Lorcan's watching me with this expression I can't quite parse. Concern? Recognition? The look you give someone actively having a psychotic break in your living room?

"Locks are good," I continue, pacing now because standing still feels like death.

"Locks are healthy. They protect things.

Keep them from getting stolen, or violated, or destroyed.

You're offering me a lock, Lorcan. A really, really good lock.

Top-of-the-line security system with biometric access and—I don't know—laser grids or whatever shit fancy locks have. "

I spin to face him again.

"But I'm not a jewelry box that needs protecting.

I'm a goddamn Pandora situation. And Giovanni figured that out in about forty-five seconds.

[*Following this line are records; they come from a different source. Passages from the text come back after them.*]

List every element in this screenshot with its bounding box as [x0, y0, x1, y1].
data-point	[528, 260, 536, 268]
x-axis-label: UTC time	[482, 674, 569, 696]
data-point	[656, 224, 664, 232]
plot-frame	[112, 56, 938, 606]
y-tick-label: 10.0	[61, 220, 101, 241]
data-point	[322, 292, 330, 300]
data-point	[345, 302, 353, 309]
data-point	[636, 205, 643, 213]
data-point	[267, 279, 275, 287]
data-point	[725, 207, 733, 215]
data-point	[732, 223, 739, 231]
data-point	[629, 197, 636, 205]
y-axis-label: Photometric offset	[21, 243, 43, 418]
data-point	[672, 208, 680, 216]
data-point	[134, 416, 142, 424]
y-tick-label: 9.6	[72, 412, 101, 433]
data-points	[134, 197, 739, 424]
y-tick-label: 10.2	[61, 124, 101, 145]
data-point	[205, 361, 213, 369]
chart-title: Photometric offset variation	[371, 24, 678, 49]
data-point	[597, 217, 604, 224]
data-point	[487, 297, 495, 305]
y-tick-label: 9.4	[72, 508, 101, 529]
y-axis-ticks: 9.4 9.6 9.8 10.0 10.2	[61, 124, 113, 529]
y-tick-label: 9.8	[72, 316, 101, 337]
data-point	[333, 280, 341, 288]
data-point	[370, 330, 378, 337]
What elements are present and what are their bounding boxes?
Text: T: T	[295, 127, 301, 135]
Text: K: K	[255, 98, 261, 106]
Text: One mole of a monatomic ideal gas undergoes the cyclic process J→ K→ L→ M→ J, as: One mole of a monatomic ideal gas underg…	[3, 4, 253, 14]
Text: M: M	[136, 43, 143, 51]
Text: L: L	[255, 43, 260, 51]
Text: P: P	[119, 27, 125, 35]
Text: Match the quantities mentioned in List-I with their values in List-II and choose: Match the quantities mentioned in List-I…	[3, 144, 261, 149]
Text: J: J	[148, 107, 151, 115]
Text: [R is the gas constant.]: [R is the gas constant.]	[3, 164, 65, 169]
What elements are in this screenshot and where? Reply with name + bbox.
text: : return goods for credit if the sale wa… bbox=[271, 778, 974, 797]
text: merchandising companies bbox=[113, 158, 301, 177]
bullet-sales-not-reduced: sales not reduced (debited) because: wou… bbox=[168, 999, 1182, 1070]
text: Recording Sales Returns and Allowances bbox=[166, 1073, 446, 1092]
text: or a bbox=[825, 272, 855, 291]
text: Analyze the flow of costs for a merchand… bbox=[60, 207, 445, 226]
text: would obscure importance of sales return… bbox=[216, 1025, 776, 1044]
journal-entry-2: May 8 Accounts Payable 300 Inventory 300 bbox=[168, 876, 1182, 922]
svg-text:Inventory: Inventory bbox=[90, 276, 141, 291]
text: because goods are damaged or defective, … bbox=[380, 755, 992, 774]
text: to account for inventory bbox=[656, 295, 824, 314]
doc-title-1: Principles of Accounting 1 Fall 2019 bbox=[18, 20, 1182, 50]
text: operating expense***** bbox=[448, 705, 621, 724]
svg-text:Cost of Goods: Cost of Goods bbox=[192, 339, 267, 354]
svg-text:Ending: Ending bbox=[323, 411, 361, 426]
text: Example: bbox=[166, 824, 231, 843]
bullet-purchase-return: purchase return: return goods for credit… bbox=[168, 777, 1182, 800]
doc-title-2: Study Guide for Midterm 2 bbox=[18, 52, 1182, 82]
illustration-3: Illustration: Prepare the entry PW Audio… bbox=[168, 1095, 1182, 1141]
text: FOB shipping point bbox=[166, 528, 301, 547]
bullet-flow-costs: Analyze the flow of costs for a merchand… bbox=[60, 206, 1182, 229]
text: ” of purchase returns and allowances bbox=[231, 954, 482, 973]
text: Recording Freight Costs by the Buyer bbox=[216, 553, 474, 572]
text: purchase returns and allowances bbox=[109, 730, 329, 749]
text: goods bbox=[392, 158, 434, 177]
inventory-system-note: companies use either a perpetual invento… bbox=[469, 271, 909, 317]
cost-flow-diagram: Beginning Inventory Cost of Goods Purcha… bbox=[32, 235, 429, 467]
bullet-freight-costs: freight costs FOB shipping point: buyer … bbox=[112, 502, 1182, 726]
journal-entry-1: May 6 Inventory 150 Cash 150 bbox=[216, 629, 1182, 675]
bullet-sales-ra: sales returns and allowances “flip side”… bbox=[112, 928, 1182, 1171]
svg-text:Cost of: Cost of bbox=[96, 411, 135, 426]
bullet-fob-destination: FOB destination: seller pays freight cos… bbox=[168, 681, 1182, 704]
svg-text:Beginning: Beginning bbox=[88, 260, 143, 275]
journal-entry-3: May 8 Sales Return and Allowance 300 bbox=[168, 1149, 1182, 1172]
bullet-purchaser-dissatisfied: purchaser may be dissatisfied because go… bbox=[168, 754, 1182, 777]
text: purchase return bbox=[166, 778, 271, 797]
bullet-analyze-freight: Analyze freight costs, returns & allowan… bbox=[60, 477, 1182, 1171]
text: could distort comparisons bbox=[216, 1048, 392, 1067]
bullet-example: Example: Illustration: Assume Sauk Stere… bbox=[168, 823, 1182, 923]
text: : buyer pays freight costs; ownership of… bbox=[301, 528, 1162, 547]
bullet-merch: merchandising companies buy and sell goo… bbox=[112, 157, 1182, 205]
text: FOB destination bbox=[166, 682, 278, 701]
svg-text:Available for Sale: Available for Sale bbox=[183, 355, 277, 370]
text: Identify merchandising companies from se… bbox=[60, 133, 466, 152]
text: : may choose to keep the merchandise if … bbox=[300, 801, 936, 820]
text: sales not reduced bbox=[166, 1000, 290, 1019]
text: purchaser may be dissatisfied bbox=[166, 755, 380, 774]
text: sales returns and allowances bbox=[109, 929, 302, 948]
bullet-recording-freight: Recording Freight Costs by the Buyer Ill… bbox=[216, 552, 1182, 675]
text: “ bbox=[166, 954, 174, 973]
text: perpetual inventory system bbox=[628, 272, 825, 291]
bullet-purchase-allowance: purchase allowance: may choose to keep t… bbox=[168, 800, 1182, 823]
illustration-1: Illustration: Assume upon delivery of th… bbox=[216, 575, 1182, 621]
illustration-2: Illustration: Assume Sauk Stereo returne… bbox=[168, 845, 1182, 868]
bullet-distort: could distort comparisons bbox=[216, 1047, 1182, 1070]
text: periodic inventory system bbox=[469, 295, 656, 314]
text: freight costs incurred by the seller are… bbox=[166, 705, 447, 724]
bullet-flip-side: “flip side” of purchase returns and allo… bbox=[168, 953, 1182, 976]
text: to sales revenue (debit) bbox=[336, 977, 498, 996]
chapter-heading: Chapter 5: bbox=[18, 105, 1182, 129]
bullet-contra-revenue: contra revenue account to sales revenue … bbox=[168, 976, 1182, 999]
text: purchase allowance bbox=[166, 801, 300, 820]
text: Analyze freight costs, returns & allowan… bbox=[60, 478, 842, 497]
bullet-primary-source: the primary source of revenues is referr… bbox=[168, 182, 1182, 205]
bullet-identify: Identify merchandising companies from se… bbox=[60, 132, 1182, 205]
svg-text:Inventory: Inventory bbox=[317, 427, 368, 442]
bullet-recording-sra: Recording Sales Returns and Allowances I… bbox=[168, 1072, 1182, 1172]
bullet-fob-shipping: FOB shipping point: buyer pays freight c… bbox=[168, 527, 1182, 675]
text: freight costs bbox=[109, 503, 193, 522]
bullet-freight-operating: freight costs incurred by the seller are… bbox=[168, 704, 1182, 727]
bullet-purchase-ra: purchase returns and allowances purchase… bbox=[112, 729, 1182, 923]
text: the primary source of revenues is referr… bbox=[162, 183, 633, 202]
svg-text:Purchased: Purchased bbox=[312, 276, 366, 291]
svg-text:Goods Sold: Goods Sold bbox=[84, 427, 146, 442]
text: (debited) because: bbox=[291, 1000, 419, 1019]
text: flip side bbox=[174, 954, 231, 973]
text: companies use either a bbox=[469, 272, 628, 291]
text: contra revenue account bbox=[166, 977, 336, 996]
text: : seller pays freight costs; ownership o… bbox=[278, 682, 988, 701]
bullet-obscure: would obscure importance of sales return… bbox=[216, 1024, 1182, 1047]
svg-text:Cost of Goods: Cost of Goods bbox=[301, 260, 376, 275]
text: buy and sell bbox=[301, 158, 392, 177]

He saw me kneeling in broken champagne glass at that hotel gala, bleeding and expressionless, and thought—oh good, someone who's already open.

Someone whose lock is already broken. I can just walk right in and rearrange the furniture. "

"Em—" Lorcan starts.

"Wait, I'm not done spiraling yet."

I press my palms against my temples like I can physically hold my brain together.

"Actually, no—scrap the lock metaphor. Different one.

You're like... you're like one of those Marie Kondo organizers who shows up and teaches you how to fold your emotional trauma into neat little rectangles so it fits perfectly in the drawer.

And Giovanni's the fucking—the Tasmanian Devil from Looney Tunes who just spins through your house destroying everything while you watch and then somehow you're grateful because at least now you know where all the broken pieces are. "

Lorcan opens his mouth.

Closes it.

Tries again.

"Are ya... is this goin' somewhere specific, or—?"